I attended a series of lectures promoted by Rand's organization, given (if memory serves) by Alan Blumenthal, on the subject of music. Among the many subjects covered, there was some discussion of the moral, political, and mental properties of music, sometimes backed up by examples. On the other hand, he repeated the proverbial "There's no accounting for taste."
Yup, and it left me wanting more. But there's only so much a person can do in a lifetime.
"Pragmatic" (practical) depends largely on what it is you are attempting to practice, and thus is not a form of guidance without first determining what is good. And viewing the middle of all ranges as being good is obviously falacious. The middle between bad and good is not good.
Your rant on lassez-faire can only be achieved by ignoring the fact that laissez-faire is derived from property rights. Property rights take priority, and if you see abuses coming out of laissez-faire, it's because property rights are being violated. Laissez-faire is mainly useful as a guideline for pointing out the damage caused by excessive government, it is not a full philosophical statement of the proper extent of government because it is not fundamental enough. For similar reasons, Rand vehemently rejected libertarianism.
The best places on earth are where rights are respected and enforced. Most places that fail to uphold rights do so by excessive government activity, not meager government activity. Rand was right to focus where the big problem was and continues to be, and also to point out that bad businessmen are happy to use government to abuse others.
Physics is a branch of science badly in need of good philosophy, because so many bad conclusions for use in daily life come from defective understanding of physics. Think moral relativism from relativity.
Physics is the proper place to look for the merit of a particular philosophy, precisely because it is difficult. It isn't correct to conclude that something's right because it passes the easy tests.
Physics is also the home of truly stupid statements like "the outcome of an experiment doesn't exist until it's observed." Bad philosophy.
There are several ways to conceptualize reality which Rand discusses, not just idealism (which you clearly don't understand) and nominalism. Some of these include a purported superior plane of existence which earthly objects imitate, aspire to, or are shadows of, etc.. Rand also acknowledged the existence of border cases in concept formation, so your claim of rigidity is wrong. However, she supported Occam's razor; so the explanation that, without contradiction, covered all known evidence, is the best explanation.

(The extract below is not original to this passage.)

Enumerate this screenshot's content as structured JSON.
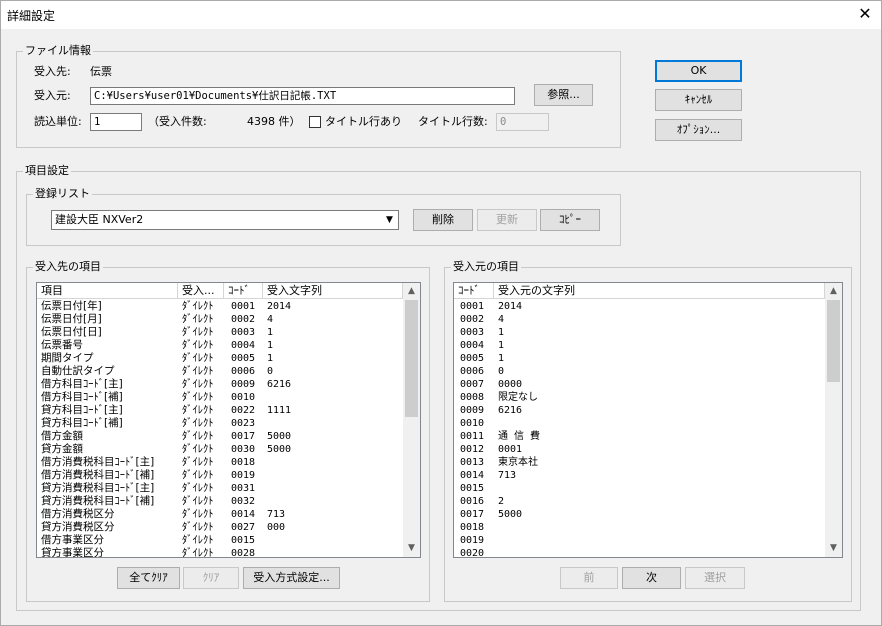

If you're healthy, behave in a healthy manner, and have good heredity, you're a fool to buy insurance.
Basically, there are only three reasons to buy insurance. 1) You know something the insurance company doesn't (so you're out to defraud it). 2) You're being forced to buy insurance. 3) You're a coward.
WE have a DUTY? You can take you WE and shove it where the sun doesn't shine, I'm not you and I don't accept any part of your warped morality. The word DUTY refers to nothing in reality, it is a phantasm used by people who want to steal my life.